Some argue that devices can provide social independence and allow them to contact their children in the event of an emergency. Others feel that parents’ controls go far enough to ensure online safety.

But the conversations between the parents had started to make room for change, said Mrs. Palmer. During the presentation, he described how a former student had died of suicide after being a victim of online bullying.

“It can be complicated and, of course, not everyone will support him,” he said of the ban. “But in the end, I think most people just want to protect their children.”

Colindale is in the Barnet district, which in February announced its intention to become the first district in Great Britain to ban smartphones in all its public schools. The initiative will affect about 63,000 children.

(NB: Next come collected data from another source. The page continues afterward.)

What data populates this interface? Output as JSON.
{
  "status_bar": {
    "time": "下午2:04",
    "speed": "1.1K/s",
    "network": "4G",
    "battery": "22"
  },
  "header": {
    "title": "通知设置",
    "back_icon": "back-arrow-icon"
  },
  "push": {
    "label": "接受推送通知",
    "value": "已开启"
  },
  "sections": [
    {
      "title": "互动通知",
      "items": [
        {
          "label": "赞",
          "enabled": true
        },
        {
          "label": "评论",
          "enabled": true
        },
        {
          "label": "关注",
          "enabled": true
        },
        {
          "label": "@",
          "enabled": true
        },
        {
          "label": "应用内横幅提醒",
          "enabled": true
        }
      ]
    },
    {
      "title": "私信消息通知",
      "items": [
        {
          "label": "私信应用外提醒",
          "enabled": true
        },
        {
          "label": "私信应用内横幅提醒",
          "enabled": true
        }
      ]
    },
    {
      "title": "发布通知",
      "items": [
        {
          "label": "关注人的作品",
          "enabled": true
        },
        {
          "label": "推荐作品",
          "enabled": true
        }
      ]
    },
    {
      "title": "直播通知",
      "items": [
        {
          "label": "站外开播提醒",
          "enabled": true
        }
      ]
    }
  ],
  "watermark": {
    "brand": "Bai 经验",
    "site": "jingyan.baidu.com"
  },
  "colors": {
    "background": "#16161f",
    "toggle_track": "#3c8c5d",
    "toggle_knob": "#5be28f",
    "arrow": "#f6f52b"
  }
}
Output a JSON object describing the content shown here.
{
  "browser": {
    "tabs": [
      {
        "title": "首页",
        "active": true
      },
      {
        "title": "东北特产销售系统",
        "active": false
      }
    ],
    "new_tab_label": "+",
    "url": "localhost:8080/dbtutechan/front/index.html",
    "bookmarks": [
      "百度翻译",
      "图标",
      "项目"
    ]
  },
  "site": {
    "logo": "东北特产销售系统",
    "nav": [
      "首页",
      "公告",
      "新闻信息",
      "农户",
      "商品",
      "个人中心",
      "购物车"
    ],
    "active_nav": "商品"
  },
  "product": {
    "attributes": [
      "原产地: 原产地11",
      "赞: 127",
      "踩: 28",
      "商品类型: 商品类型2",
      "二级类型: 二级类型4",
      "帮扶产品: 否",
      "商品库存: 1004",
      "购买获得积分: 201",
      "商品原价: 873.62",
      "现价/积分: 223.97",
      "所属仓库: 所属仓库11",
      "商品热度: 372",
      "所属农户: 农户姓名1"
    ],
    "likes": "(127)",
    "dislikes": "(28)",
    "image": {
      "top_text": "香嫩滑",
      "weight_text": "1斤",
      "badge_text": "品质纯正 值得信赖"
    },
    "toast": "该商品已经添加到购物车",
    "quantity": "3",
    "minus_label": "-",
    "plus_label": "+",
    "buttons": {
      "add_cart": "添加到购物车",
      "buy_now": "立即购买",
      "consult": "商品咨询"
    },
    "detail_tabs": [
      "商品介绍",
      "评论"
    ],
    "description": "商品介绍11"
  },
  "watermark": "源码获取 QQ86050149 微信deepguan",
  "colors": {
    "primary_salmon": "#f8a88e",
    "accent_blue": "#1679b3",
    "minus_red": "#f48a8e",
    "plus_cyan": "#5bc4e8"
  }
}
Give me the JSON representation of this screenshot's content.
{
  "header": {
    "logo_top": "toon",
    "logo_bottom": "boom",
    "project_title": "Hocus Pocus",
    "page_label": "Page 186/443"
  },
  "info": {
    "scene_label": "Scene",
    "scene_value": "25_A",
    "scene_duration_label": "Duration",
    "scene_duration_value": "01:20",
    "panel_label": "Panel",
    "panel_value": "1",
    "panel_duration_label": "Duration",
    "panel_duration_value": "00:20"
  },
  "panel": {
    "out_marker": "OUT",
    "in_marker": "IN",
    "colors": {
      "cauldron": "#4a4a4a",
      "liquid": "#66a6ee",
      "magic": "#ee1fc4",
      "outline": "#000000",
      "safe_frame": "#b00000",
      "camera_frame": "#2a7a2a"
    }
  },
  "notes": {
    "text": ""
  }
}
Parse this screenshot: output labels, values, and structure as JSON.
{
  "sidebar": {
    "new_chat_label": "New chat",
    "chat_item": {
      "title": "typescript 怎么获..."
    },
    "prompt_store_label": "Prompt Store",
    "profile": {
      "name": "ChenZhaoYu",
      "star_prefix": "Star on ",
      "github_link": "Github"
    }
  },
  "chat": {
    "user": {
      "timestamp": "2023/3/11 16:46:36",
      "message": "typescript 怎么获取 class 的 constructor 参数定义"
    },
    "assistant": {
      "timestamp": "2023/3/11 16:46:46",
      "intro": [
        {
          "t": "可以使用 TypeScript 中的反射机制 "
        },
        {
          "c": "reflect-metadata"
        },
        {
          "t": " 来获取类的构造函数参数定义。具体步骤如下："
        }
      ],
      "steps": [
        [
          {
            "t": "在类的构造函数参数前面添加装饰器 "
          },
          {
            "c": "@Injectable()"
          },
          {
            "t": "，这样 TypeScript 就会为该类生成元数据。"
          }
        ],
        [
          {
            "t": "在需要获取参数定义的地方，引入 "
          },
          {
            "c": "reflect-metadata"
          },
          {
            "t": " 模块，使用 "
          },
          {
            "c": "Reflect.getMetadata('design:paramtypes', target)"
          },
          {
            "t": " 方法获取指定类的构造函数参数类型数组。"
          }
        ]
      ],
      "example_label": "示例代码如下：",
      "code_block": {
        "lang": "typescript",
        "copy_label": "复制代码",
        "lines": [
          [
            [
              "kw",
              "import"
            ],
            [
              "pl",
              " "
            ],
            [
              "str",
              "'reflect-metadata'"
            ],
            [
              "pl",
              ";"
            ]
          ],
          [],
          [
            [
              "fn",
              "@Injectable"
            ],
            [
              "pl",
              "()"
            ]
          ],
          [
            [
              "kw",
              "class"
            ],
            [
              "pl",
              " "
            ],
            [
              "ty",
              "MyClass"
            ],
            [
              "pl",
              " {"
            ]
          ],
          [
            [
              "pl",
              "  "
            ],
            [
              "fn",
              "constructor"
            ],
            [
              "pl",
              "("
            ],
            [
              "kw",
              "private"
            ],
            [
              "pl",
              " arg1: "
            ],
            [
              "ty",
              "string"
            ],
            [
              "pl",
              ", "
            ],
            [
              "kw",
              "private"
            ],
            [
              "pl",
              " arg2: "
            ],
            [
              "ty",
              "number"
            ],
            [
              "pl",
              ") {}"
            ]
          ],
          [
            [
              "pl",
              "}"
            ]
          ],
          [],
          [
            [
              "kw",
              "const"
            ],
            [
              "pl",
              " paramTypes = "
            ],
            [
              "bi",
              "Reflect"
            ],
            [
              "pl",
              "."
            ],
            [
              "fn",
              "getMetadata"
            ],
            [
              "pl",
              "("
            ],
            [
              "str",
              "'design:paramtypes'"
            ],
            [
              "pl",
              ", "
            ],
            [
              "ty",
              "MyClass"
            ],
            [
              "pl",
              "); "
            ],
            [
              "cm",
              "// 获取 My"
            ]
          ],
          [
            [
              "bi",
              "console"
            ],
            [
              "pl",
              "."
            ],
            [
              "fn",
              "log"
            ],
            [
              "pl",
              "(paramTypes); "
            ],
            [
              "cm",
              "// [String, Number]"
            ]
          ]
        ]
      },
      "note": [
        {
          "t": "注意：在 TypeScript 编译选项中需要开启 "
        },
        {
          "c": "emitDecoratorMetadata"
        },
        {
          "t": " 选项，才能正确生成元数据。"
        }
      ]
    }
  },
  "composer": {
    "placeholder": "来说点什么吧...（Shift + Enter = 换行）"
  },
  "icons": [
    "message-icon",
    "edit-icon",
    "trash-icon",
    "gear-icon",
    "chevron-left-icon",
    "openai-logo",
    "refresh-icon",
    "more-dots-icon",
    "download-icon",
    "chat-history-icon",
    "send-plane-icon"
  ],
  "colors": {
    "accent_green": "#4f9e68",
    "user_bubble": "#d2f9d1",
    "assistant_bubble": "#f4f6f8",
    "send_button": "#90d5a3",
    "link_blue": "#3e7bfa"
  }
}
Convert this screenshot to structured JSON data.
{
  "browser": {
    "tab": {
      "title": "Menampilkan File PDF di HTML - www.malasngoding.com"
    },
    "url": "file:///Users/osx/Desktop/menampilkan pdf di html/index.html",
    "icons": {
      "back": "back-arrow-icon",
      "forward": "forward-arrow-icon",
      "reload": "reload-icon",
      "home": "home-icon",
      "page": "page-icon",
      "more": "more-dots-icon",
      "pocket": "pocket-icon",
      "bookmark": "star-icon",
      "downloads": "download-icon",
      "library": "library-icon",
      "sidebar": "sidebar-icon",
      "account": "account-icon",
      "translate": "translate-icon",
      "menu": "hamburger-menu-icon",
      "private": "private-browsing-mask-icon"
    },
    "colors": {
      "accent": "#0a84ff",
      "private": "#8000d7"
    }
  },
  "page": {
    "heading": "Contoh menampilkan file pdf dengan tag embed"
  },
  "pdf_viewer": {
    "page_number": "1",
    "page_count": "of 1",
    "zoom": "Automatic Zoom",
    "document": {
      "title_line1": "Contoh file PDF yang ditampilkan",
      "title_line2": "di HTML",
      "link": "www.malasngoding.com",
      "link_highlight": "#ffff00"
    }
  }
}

Eton, one of the most elite British private schools, announced last year that the new students would have been prohibited from bringing smartphones and would instead be issued with Nokia phones that can only text messages and make calls.

In Suffolk, the founders of the free childhood initiative for smartphones are aware that their success in capturing parents to their cause is partly thanks to the social media and messaging apps on which they disappeared the rumor.

“There are a lot of positive things about this technology,” said Ryrie. “We are not trying to say that the technology is bad, only that we must have a conversation as a company on when it is appropriate that children have unlimited access to these things.”